Like everyone else with an email address, I’ve been receiving these bitcoin extortion messages for months. I’ve also observed with ever greater dissatisfaction as scammers raked in tens of bitcoins within a week. What especially annoys me is not so much that people are falling for this scam, but that email service providers are simply looking the other way.

From what I’ve observed, the most successful variants of the scam campaign takes advantage of existing data breaches to combine your email address with a previously used and compromised password:

Bitcoin extortion message

A Bitcoin extortion email released from quarantine for your viewing pleasure.

I don’t really care how trivial it’s technically to both perform and reveal this scam because those extortion messages have no business ending up in your users’ inboxes.
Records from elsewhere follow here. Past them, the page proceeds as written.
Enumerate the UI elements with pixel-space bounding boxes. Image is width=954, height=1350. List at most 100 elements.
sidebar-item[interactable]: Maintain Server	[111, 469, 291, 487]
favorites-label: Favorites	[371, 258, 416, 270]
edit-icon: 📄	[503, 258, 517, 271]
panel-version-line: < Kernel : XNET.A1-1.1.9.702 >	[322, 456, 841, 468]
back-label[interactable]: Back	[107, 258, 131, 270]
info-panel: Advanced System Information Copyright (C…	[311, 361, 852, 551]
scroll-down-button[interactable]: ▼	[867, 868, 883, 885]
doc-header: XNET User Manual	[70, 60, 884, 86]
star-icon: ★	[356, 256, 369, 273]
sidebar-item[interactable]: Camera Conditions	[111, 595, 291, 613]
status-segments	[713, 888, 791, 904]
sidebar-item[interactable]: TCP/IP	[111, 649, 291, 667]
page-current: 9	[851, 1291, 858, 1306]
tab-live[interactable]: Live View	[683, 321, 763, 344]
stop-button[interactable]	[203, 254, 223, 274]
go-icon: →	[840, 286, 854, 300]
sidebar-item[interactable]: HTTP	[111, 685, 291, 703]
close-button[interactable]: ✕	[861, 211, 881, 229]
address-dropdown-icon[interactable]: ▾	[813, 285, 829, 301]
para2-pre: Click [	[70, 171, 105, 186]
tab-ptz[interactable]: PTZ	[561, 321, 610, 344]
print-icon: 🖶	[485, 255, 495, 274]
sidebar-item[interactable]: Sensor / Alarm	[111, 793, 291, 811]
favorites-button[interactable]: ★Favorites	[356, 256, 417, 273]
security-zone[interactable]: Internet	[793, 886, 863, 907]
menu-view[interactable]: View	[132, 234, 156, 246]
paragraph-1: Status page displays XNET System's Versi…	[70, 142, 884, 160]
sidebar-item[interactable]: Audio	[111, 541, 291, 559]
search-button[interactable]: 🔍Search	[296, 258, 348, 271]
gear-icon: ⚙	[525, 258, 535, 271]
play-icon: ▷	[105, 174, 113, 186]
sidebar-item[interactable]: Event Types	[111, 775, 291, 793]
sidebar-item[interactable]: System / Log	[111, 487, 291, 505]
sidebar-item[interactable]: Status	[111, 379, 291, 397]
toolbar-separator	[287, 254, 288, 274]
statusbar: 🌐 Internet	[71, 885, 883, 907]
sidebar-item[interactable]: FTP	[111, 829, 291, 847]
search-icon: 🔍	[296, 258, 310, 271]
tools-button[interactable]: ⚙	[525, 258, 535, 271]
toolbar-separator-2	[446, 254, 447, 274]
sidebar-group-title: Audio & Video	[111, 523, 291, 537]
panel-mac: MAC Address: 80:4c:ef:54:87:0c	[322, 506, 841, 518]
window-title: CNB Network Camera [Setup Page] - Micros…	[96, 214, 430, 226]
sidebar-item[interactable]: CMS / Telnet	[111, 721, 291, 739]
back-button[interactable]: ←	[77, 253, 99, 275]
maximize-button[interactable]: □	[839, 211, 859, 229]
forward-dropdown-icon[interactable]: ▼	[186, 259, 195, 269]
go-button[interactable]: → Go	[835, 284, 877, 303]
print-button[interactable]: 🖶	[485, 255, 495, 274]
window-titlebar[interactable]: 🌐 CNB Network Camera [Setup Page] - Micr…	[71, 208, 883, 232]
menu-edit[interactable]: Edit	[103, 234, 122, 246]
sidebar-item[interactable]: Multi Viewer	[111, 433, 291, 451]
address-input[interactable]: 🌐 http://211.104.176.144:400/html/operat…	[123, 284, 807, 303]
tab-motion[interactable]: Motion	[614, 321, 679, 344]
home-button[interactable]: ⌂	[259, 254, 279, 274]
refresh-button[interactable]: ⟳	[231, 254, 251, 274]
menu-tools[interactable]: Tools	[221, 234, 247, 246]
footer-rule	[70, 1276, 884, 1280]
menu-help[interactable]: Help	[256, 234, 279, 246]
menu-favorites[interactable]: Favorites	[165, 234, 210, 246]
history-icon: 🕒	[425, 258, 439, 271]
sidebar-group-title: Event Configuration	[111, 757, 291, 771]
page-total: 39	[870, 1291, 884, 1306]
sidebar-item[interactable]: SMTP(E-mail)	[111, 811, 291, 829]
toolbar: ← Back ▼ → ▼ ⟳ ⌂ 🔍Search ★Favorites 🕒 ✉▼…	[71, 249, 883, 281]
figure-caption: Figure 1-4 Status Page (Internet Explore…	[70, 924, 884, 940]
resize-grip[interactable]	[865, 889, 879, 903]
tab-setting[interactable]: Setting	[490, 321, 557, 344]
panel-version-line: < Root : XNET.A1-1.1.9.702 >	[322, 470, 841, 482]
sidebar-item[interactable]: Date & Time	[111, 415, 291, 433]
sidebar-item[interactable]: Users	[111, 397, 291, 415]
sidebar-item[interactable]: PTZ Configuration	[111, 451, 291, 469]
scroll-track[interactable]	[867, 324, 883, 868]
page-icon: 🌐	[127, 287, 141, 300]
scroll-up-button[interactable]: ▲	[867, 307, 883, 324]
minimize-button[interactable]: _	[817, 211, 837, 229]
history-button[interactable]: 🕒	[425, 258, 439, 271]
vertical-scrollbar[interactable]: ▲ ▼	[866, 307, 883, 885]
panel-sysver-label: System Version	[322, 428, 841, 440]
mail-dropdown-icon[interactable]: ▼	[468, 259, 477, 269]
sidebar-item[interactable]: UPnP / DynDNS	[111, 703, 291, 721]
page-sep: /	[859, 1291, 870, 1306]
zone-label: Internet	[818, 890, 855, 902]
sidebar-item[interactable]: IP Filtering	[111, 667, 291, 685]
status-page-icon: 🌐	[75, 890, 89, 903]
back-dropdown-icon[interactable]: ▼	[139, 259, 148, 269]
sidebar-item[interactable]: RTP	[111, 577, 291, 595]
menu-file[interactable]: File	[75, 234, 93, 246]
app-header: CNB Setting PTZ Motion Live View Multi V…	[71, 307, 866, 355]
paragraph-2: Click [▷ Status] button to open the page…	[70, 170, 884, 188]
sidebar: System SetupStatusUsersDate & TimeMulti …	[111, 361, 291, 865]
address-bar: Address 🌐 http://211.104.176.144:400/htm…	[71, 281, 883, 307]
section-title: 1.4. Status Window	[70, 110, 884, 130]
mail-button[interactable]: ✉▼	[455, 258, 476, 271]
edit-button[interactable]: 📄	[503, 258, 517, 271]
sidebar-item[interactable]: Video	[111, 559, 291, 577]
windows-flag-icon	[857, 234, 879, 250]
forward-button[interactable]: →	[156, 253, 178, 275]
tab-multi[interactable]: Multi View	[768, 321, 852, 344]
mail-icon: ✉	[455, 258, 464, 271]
I find sysadmins who argue that this extortion scam wouldn’t be a problem if their users just weren’t so darn stupid, to be both incompetent and useless.

I believe those aforementioned sysadmins would be better off by spending some time doing their actual job. Why not replace those old email servers that EOL’d back in 2013. And while you’re at it, I’d also like to suggest the following search phrase between coffee breaks: SPF+DKIM+DMARC.

Implementing email security standards makes it easy to reject and quarantine these bitcoin extortion messages before they ever reach the end user:

Bitcoin extortion blocked with Rspamd

No valid SPF or DKIM caused this extortion mail to be rejected. Yup, it’s really that easy.

I would recommend calling your email service provider if your mailbox is getting flooded with these extortion scams (without them being labeled as spam) and ask them to get their shit together. Or even better yet, find an email service provider that actually cares about your privacy and security.